The above being said, preparations should most certainly still be made for traveling with little ones. Each family has different things that will work best for them, but I’m pretty sure that snacks make the list for everyone.
A few of our favorite snacks for airplane travel are: Beechnut Fruit & Oat bars, mini Larabars (Cashew Cookie and Apple Pie are our most frequently purchased flavors), applesauce or other pouches, Annie’s cheese bunnies, graham crackers, and Annie’s fruit snacks. I also sometimes like to have a container of Puffs on hand. It can be a bit bulky, but it fits nicely in the bottle part of my diaper bag and is something my toddler can easily hold and feed himself without making a huge mess. It also tends to keep him busy for a while (versus say eating a packet of fruit snacks fairly quickly).
And a few different ways to pack them safely are: a small bag in my diaper bag, a divided plastic jewelry/bead container, or in a separate compartment (or bag) in my son’s backpack.
To briefly expound on each of these methods…
My most frequently used method for travel, in general, is the bag in bag. I typically keep a good selection of small zip up bags from the dollar section at Target. I keep toys in one (for more info on that, see this post), sometimes some of my stuff in one, and snacks in one. It keeps things organized and easily accessible. Typically, the only other stuff floating around in my bag is diapers and wipes and maybe a change of clothes.
When my son was 18 months old, we flew to the Big Island for a wonderful vacation. Getting to Hawaii isn’t a quick trip, and on top of that, one of the legs we booked was from Houston to Oahu…an EIGHT HOUR flight. This lengthy of a flight was a first for us with a child, so I tried to really be prepared especially since the iPad was hit and miss as far as entertainment goes for him at that point. One thing I probably almost overdid was preparing snacks. That was just what he was really into, so I wanted to have a lot of options ready. So I bought a jewelry/bead organizer at a craft store and filled it up with all sorts of things (some ideas: graham crackers, yogurt melts, cheese, grapes, carrots, cheese or peanut butter crackers, pretzels). It was a huge hit for him! He loved getting to pick out different things to try. It kept him busy and entertained for quite a while off and on.

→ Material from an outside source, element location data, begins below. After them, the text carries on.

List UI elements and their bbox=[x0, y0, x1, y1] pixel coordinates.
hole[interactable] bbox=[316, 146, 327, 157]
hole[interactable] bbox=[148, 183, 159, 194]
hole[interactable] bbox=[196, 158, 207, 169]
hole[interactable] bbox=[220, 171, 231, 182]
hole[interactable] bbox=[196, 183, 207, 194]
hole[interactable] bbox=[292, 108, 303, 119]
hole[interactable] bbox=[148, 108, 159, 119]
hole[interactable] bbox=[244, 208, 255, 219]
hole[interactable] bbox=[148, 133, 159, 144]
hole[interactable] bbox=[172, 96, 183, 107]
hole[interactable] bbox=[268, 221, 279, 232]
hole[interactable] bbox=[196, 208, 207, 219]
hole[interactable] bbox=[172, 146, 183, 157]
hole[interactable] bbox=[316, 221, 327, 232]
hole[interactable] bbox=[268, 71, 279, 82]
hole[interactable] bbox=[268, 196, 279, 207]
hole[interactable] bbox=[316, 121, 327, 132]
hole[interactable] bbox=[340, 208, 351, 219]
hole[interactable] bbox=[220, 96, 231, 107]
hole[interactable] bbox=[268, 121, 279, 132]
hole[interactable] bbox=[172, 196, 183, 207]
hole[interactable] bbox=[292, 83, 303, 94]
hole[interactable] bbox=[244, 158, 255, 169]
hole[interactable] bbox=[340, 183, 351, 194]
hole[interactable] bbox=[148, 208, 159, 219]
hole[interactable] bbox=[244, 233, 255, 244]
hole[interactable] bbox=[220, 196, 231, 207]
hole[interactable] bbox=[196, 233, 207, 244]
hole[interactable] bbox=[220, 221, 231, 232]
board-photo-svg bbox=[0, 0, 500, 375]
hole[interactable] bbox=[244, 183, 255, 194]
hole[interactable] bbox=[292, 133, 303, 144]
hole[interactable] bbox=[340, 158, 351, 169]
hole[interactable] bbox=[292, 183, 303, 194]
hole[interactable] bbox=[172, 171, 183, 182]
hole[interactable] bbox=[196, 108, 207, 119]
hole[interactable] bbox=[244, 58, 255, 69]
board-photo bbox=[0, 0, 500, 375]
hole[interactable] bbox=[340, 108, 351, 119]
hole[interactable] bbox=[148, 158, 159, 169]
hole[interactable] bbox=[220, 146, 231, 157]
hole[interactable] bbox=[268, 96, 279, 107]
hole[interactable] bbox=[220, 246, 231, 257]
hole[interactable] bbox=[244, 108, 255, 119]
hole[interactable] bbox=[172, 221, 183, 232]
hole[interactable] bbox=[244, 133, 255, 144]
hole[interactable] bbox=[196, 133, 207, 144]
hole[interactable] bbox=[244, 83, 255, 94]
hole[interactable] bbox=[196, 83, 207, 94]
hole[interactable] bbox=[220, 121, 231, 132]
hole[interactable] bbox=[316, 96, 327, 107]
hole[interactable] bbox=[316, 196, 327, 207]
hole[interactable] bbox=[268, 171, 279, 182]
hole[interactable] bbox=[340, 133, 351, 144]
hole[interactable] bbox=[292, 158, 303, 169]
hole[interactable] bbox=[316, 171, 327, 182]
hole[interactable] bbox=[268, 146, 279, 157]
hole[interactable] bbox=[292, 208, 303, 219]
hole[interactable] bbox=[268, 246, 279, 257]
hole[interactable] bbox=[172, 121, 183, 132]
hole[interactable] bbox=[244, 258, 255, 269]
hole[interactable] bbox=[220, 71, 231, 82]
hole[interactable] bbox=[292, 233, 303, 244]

I will say, though, that we traveled to Hawaii again this past December, and I didn’t feel like it was worth making a big box like that again. He’s just a little more advanced in what he eats and is entertained by. So, I’d recommend this type of snack carry for kids maybe 2 and under taking the child and their interests into consideration.
Something I actually haven’t done yet is pack my son’s snacks in his own bag. But I feel like I’ll probably be doing that soon since he has a little sis on the way and I tend to like things organized and separate when possible. He’s also more capable and willing to keep up with some of his own stuff. I purchased this backpack for him for Christmas, and I love it so much. We haven’t got to use it a whole lot yet, but it has so much potential for organization. There’s multiple compartments (without having too many) that are very easily accessible since the bag opens flat. This backpack isn’t the least expensive on the market by any means, but it’s made well by a small business (which I love to support) and can grow with him (so it will last a long time). Obviously, an alternative to a built in compartment in his bag would be a separate small bag like I do in my own. But I like the idea of built-in places in his bag so that if he gets into it on his own, he doesn’t lose a loose bag.